I glance down at my watch, startled to see it is already way past two. Time for a change of scenery; an hour or two outside my own head. I grab a book, at random, from the teetering tower by my bedside, find my purse, and, noting the ominous colour of the sky, arm myself with an umbrella.
The rue de Belleville is a wasteland of shuttered shops and extinguished lights. Welcome to Paris in August. A whole city to myself, with the exception of the most obvious tourist traps, but much of it closed for business.
I hesitate outside a shabby looking Thai joint with a seven euro lunch menu which I have never eaten at before, usually favouring the flashier Thai further down the hill, which pulls in the crowds on the strength of a favourable review in the ’98 Routard.
A little girl with sleek black pigtails, presumably the proprietor’s granddaughter, captures my attention.
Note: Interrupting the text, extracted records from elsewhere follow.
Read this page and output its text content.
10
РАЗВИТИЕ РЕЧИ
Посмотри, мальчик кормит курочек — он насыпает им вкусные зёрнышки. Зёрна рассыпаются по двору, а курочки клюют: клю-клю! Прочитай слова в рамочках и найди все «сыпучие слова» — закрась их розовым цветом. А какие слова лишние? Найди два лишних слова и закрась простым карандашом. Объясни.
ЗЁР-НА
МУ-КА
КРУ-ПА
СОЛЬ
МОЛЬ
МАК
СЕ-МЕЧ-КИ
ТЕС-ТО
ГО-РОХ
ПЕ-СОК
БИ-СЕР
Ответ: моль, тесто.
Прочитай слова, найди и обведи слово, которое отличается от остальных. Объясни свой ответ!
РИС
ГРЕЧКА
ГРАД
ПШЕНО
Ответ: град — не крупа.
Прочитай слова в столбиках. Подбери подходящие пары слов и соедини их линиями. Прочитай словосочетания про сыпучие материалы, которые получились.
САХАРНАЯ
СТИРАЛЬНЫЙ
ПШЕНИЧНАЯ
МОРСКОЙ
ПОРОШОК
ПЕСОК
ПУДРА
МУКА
She darts among the empty tables with her older sister, shrieking in a language I do not understand. She must be Tadpole’s age, give or take a few months. Momentarily overcome by a rush of tenderness for my own absent daughter, I picture her sleeping on her belly, fingers curled into a fist in front of her face.
I choose a window table, amused to see I am seated directly opposite the famous trompe l’oeil advertising hoarding. A perfect reading spot.
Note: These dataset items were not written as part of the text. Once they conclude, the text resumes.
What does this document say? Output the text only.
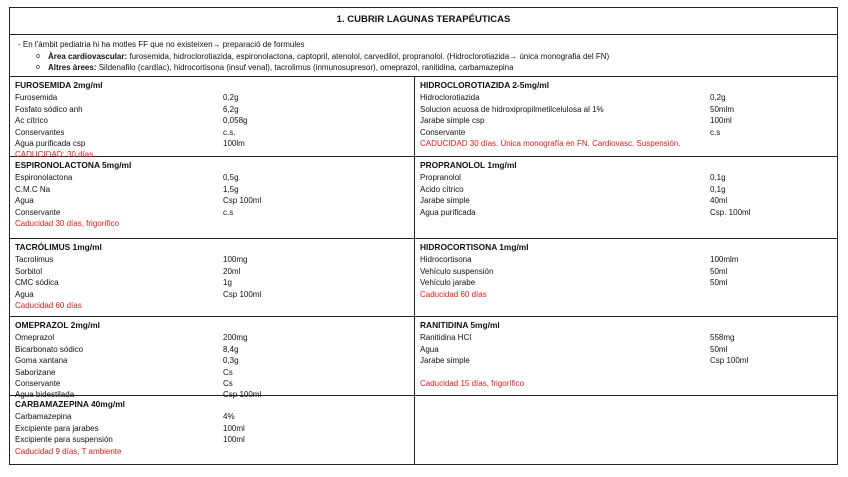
1. CUBRIR LAGUNAS TERAPÉUTICAS
- En l'àmbit pediatria hi ha motles FF que no existeixen→ preparació de formules
o Àrea cardiovascular: furosemida, hidroclorotiazida, espironolactona, captopril, atenolol, carvedilol, propranolol. (Hidroclorotiazida→ única monografia del FN)
o Altres àrees: Sildenafilo (cardíac), hidrocortisona (insuf venal), tacrolimus (inmunosupresor), omeprazol, ranitidina, carbamazepina
FUROSEMIDA 2mg/ml
Furosemida	0,2g
Fosfato sódico anh	6,2g
Ac cítrico	0,058g
Conservantes	c.s.
Agua purificada csp	100lm
CADUCIDAD: 30 días
HIDROCLOROTIAZIDA 2-5mg/ml
Hidroclorotiazida	0,2g
Solucion acuosa de hidroxipropilmetilcelulosa al 1%	50mlm
Jarabe simple csp	100ml
Conservante	c.s
CADUCIDAD 30 días. Única monografía en FN. Cardiovasc. Suspensión.
ESPIRONOLACTONA 5mg/ml
Espironolactona	0,5g
C.M.C Na	1,5g
Agua	Csp 100ml
Conservante	c.s
Caducidad 30 días, frigorífico
PROPRANOLOL 1mg/ml
Propranolol	0,1g
Acido cítrico	0,1g
Jarabe simple	40ml
Agua purificada	Csp. 100ml
TACRÓLIMUS 1mg/ml
Tacrolimus	100mg
Sorbitol	20ml
CMC sódica	1g
Agua	Csp 100ml
Caducidad 60 días
HIDROCORTISONA 1mg/ml
Hidrocortisona	100mlm
Vehículo suspensión	50ml
Vehículo jarabe	50ml
Caducidad 60 días
OMEPRAZOL 2mg/ml
Omeprazol	200mg
Bicarbonato sódico	8,4g
Goma xantana	0,3g
Saborizane	Cs
Conservante	Cs
Agua bidestilada	Csp 100ml
RANITIDINA 5mg/ml
Ranitidina HCl	558mg
Agua	50ml
Jarabe simple	Csp 100ml
Caducidad 15 días, frigorífico
CARBAMAZEPINA 40mg/ml
Carbamazepina	4%
Excipiente para jarabes	100ml
Excipiente para suspensión	100ml
Caducidad 9 días, T ambiente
Opening my book I plunge into the first short story and am slowly but surely reeled in, the sound of the girls playing receding as I become increasingly indifferent to my surroundings. When my food arrives, I am brought back to reality with a jolt, but luckily have the presence of mind to request cutlery, so I can keep one hand free to turn the pages as I bring forkfulls of beef and lemongrass salad to my lips.
An hour later I tip the owner and set off back home, resolving to eat out alone more often. With regular practice, maybe I’ll be able to master book in one hand, chopsticks in the other.
There’s something worthwhile to aspire to.